Over the past 40 years, the British Columbia lumber business has always taken great glee in plucking the chin hairs out of Uncle Sam’s beard by legislating protection for its markets by way of subsidies and tax credits with political parties catering and pandering to the voting workers in an industry that dominates the provincial workforce ranking second only to agriculture.

Each time one of the grey bristles was plucked from that star-spangled beard, the Big Man would flinch and growl and wave his massive arm as if to swat away the irritant but NEVER would Uncle Sam do anything but make noise. Now, with news that the Trump Administration intends to slap a 24% tariff on Canadian lumber exports to the U.S., the first cannonball in the dismantling of NAFTA has sailed across the bows of the Mexican and Canadian frigates moored in the harbor of international trade.
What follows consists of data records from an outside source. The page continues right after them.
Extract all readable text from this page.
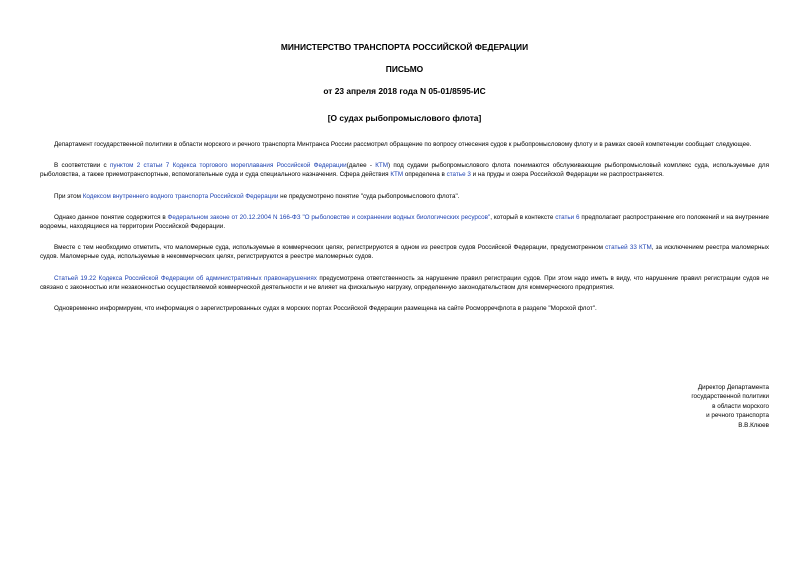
МИНИСТЕРСТВО ТРАНСПОРТА РОССИЙСКОЙ ФЕДЕРАЦИИ
ПИСЬМО
от 23 апреля 2018 года N 05-01/8595-ИС
[О судах рыбопромыслового флота]

Департамент государственной политики в области морского и речного транспорта Минтранса России рассмотрел обращение по вопросу отнесения судов к рыбопромысловому флоту и в рамках своей компетенции сообщает следующее.

В соответствии с пунктом 2 статьи 7 Кодекса торгового мореплавания Российской Федерации(далее - КТМ) под судами рыбопромыслового флота понимаются обслуживающие рыбопромысловый комплекс суда, используемые для рыболовства, а также приемотранспортные, вспомогательные суда и суда специального назначения. Сфера действия КТМ определена в статье 3 и на пруды и озера Российской Федерации не распространяется.

При этом Кодексом внутреннего водного транспорта Российской Федерации не предусмотрено понятие "суда рыбопромыслового флота".

Однако данное понятие содержится в Федеральном законе от 20.12.2004 N 166-ФЗ "О рыболовстве и сохранении водных биологических ресурсов", который в контексте статьи 6 предполагает распространение его положений и на внутренние водоемы, находящиеся на территории Российской Федерации.

Вместе с тем необходимо отметить, что маломерные суда, используемые в коммерческих целях, регистрируются в одном из реестров судов Российской Федерации, предусмотренном статьей 33 КТМ, за исключением реестра маломерных судов. Маломерные суда, используемые в некоммерческих целях, регистрируются в реестре маломерных судов.

Статьей 19.22 Кодекса Российской Федерации об административных правонарушениях предусмотрена ответственность за нарушение правил регистрации судов. При этом надо иметь в виду, что нарушение правил регистрации судов не связано с законностью или незаконностью осуществляемой коммерческой деятельности и не влияет на фискальную нагрузку, определенную законодательством для коммерческого предприятия.

Одновременно информируем, что информация о зарегистрированных судах в морских портах Российской Федерации размещена на сайте Росморречфлота в разделе "Морской флот".

Директор Департамента
государственной политики
в области морского
и речного транспорта
В.В.Клюев
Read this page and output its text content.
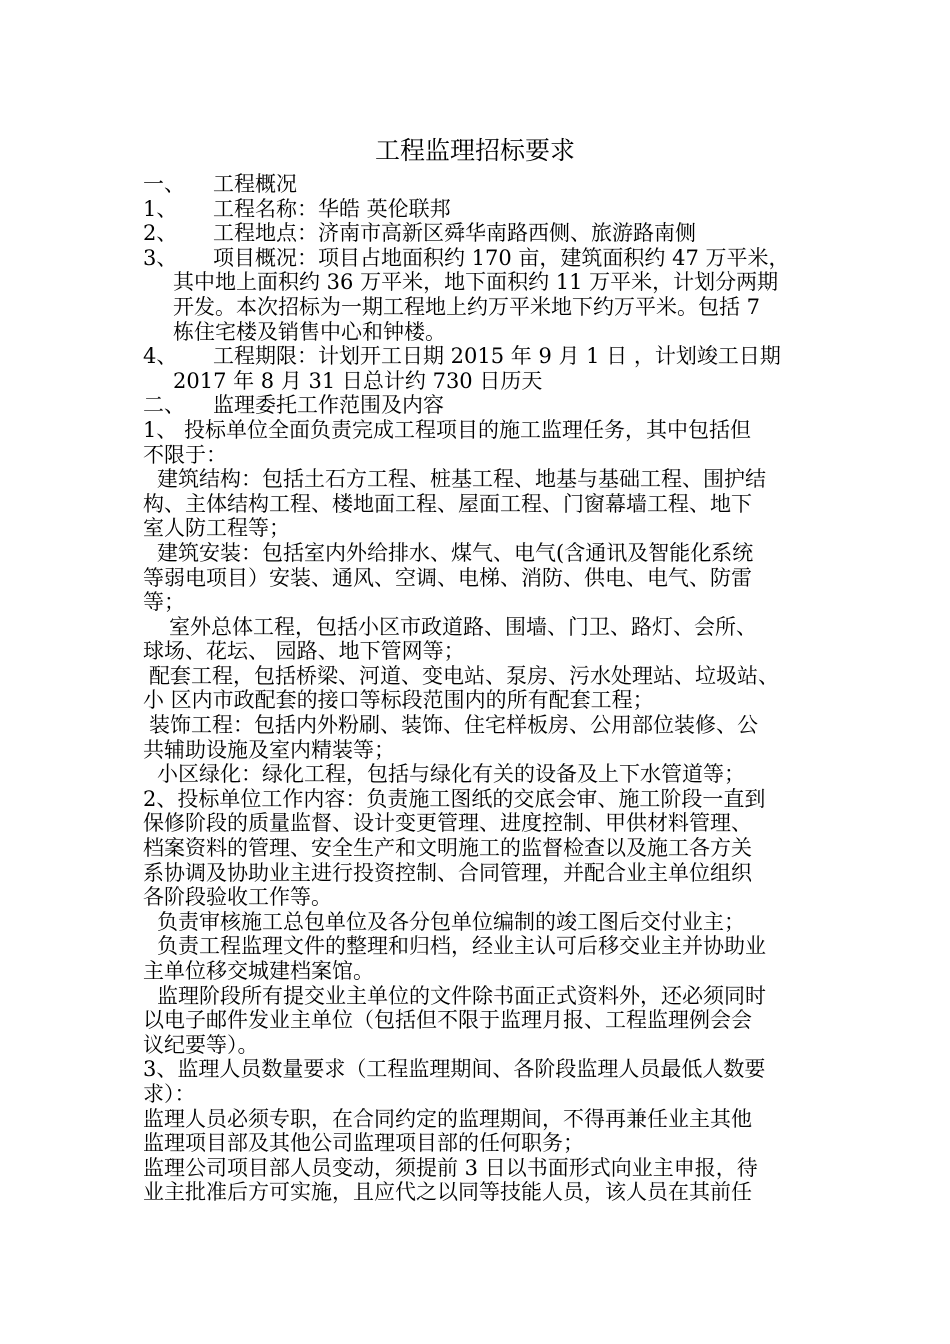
工程监理招标要求
一、 工程概况
1、 工程名称：华皓 英伦联邦
2、 工程地点：济南市高新区舜华南路西侧、旅游路南侧
3、 项目概况：项目占地面积约 170 亩，建筑面积约 47 万平米，
其中地上面积约 36 万平米，地下面积约 11 万平米，计划分两期
开发。本次招标为一期工程地上约万平米地下约万平米。包括 7
栋住宅楼及销售中心和钟楼。
4、 工程期限：计划开工日期 2015 年 9 月 1 日 ，计划竣工日期
2017 年 8 月 31 日总计约 730 日历天
二、 监理委托工作范围及内容
1、 投标单位全面负责完成工程项目的施工监理任务，其中包括但
不限于：
建筑结构：包括土石方工程、桩基工程、地基与基础工程、围护结
构、主体结构工程、楼地面工程、屋面工程、门窗幕墙工程、地下
室人防工程等；
建筑安装：包括室内外给排水、煤气、电气(含通讯及智能化系统
等弱电项目）安装、通风、空调、电梯、消防、供电、电气、防雷
等；
室外总体工程，包括小区市政道路、围墙、门卫、路灯、会所、
球场、花坛、 园路、地下管网等；
配套工程，包括桥梁、河道、变电站、泵房、污水处理站、垃圾站、
小 区内市政配套的接口等标段范围内的所有配套工程；
装饰工程：包括内外粉刷、装饰、住宅样板房、公用部位装修、公
共辅助设施及室内精装等；
小区绿化：绿化工程，包括与绿化有关的设备及上下水管道等；
2、投标单位工作内容：负责施工图纸的交底会审、施工阶段一直到
保修阶段的质量监督、设计变更管理、进度控制、甲供材料管理、
档案资料的管理、安全生产和文明施工的监督检查以及施工各方关
系协调及协助业主进行投资控制、合同管理，并配合业主单位组织
各阶段验收工作等。
负责审核施工总包单位及各分包单位编制的竣工图后交付业主；
负责工程监理文件的整理和归档，经业主认可后移交业主并协助业
主单位移交城建档案馆。
监理阶段所有提交业主单位的文件除书面正式资料外，还必须同时
以电子邮件发业主单位（包括但不限于监理月报、工程监理例会会
议纪要等）。
3、监理人员数量要求（工程监理期间、各阶段监理人员最低人数要
求）：
监理人员必须专职，在合同约定的监理期间，不得再兼任业主其他
监理项目部及其他公司监理项目部的任何职务；
监理公司项目部人员变动，须提前 3 日以书面形式向业主申报，待
业主批准后方可实施，且应代之以同等技能人员，该人员在其前任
The Canadian dollar has been smoked for a 0.65% haircut Tuesday and that trend is NOT going to end any time soon because of the old adage that “there is never only one cockroach”; these U.S. politicians will have a sitting duck target in their northern neighbors because Canada has absolutely zero leverage in the negotiations. With that, the Americans are bound to graduate from the obvious lumber bogeyman to other things like pipelines and banking and livestock, because once politicians see the popularity meter rising, they will seize upon this protectionist bandwagon like flies to manure.
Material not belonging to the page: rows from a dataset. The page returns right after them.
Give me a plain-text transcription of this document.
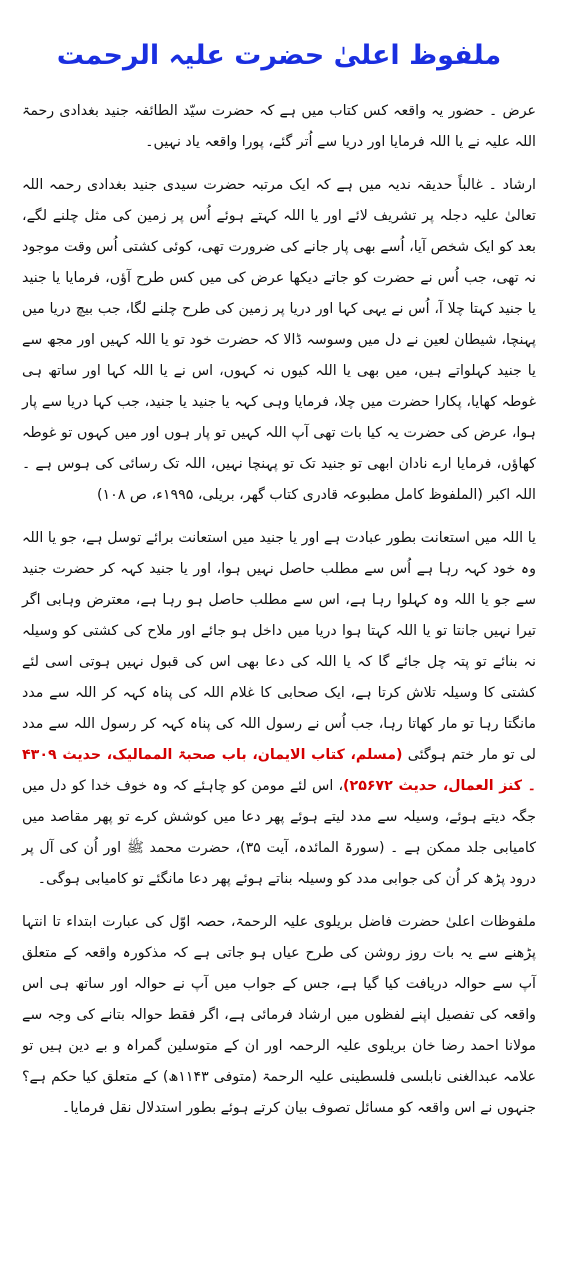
ملفوظ اعلیٰ حضرت علیہ الرحمت

عرض ۔ حضور یہ واقعہ کس کتاب میں ہے کہ حضرت سیّد الطائفہ جنید بغدادی رحمۃ اللہ علیہ نے یا اللہ فرمایا اور دریا سے اُتر گئے، پورا واقعہ یاد نہیں۔

ارشاد ۔ غالباً حدیقہ ندیہ میں ہے کہ ایک مرتبہ حضرت سیدی جنید بغدادی رحمہ اللہ تعالیٰ علیہ دجلہ پر تشریف لائے اور یا اللہ کہتے ہوئے اُس پر زمین کی مثل چلنے لگے، بعد کو ایک شخص آیا، اُسے بھی پار جانے کی ضرورت تھی، کوئی کشتی اُس وقت موجود نہ تھی، جب اُس نے حضرت کو جاتے دیکھا عرض کی میں کس طرح آؤں، فرمایا یا جنید یا جنید کہتا چلا آ، اُس نے یہی کہا اور دریا پر زمین کی طرح چلنے لگا، جب بیچ دریا میں پہنچا، شیطان لعین نے دل میں وسوسہ ڈالا کہ حضرت خود تو یا اللہ کہیں اور مجھ سے یا جنید کہلواتے ہیں، میں بھی یا اللہ کیوں نہ کہوں، اس نے یا اللہ کہا اور ساتھ ہی غوطہ کھایا، پکارا حضرت میں چلا، فرمایا وہی کہہ یا جنید یا جنید، جب کہا دریا سے پار ہوا، عرض کی حضرت یہ کیا بات تھی آپ اللہ کہیں تو پار ہوں اور میں کہوں تو غوطہ کھاؤں، فرمایا ارے نادان ابھی تو جنید تک تو پہنچا نہیں، اللہ تک رسائی کی ہوس ہے ۔ اللہ اکبر (الملفوظ کامل مطبوعہ قادری کتاب گھر، بریلی، ۱۹۹۵ء، ص ۱۰۸)

یا اللہ میں استعانت بطور عبادت ہے اور یا جنید میں استعانت برائے توسل ہے، جو یا اللہ وہ خود کہہ رہا ہے اُس سے مطلب حاصل نہیں ہوا، اور یا جنید کہہ کر حضرت جنید سے جو یا اللہ وہ کہلوا رہا ہے، اس سے مطلب حاصل ہو رہا ہے، معترض وہابی اگر تیرا نہیں جانتا تو یا اللہ کہتا ہوا دریا میں داخل ہو جائے اور ملاح کی کشتی کو وسیلہ نہ بنائے تو پتہ چل جائے گا کہ یا اللہ کی دعا بھی اس کی قبول نہیں ہوتی اسی لئے کشتی کا وسیلہ تلاش کرتا ہے، ایک صحابی کا غلام اللہ کی پناہ کہہ کر اللہ سے مدد مانگتا رہا تو مار کھاتا رہا، جب اُس نے رسول اللہ کی پناہ کہہ کر رسول اللہ سے مدد لی تو مار ختم ہوگئی (مسلم، کتاب الایمان، باب صحبۃ الممالیک، حدیث ۴۳۰۹ ۔ کنز العمال، حدیث ۲۵۶۷۲)، اس لئے مومن کو چاہئے کہ وہ خوف خدا کو دل میں جگہ دیتے ہوئے، وسیلہ سے مدد لیتے ہوئے پھر دعا میں کوشش کرے تو پھر مقاصد میں کامیابی جلد ممکن ہے ۔ (سورۃ المائدہ، آیت ۳۵)، حضرت محمد ﷺ اور اُن کی آل پر درود پڑھ کر اُن کی جوابی مدد کو وسیلہ بناتے ہوئے پھر دعا مانگئے تو کامیابی ہوگی۔

ملفوظات اعلیٰ حضرت فاضل بریلوی علیہ الرحمۃ، حصہ اوّل کی عبارت ابتداء تا انتہا پڑھنے سے یہ بات روز روشن کی طرح عیاں ہو جاتی ہے کہ مذکورہ واقعہ کے متعلق آپ سے حوالہ دریافت کیا گیا ہے، جس کے جواب میں آپ نے حوالہ اور ساتھ ہی اس واقعہ کی تفصیل اپنے لفظوں میں ارشاد فرمائی ہے، اگر فقط حوالہ بتانے کی وجہ سے مولانا احمد رضا خان بریلوی علیہ الرحمہ اور ان کے متوسلین گمراہ و بے دین ہیں تو علامہ عبدالغنی نابلسی فلسطینی علیہ الرحمۃ (متوفی ۱۱۴۳ھ) کے متعلق کیا حکم ہے؟ جنہوں نے اس واقعہ کو مسائل تصوف بیان کرتے ہوئے بطور استدلال نقل فرمایا۔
As this movement gains popularity and as more and more Canadian export industries are revealed as targets by the media-hungry, tweet-crazy American Commander-in-Chief, the lower the Canadian loonie will go and the happier I will be as a shareholder of gold-producing Canadian companies.

These two charts clearly illustrate how currency fluctuations have benefited Canadian gold miners with particular emphasis upon those with Canadian mines and operations. They are selling a product sitting within CA$115 of the 2011 high while its U.S. counterpart is around US$639 from the same peak price. Everyone in the Canadian banking business loves a weak Canadian dollar because it invites all manner of foreign investors piling into Canadian assets with the prime recipient being real estate. Forget the impact it has on fruit and vegetables and orange juice, just buy a 1,500 square-foot house for CA$1,000,000 and your capital appreciation will cover the additional cost of living fivefold! Buy now and sell that starter home in six months for $1,400,000 to a Chinese family immigrating from Beijing with CA$10 million granted to them by an associate of the Communist Party with instructions to “own real estate.”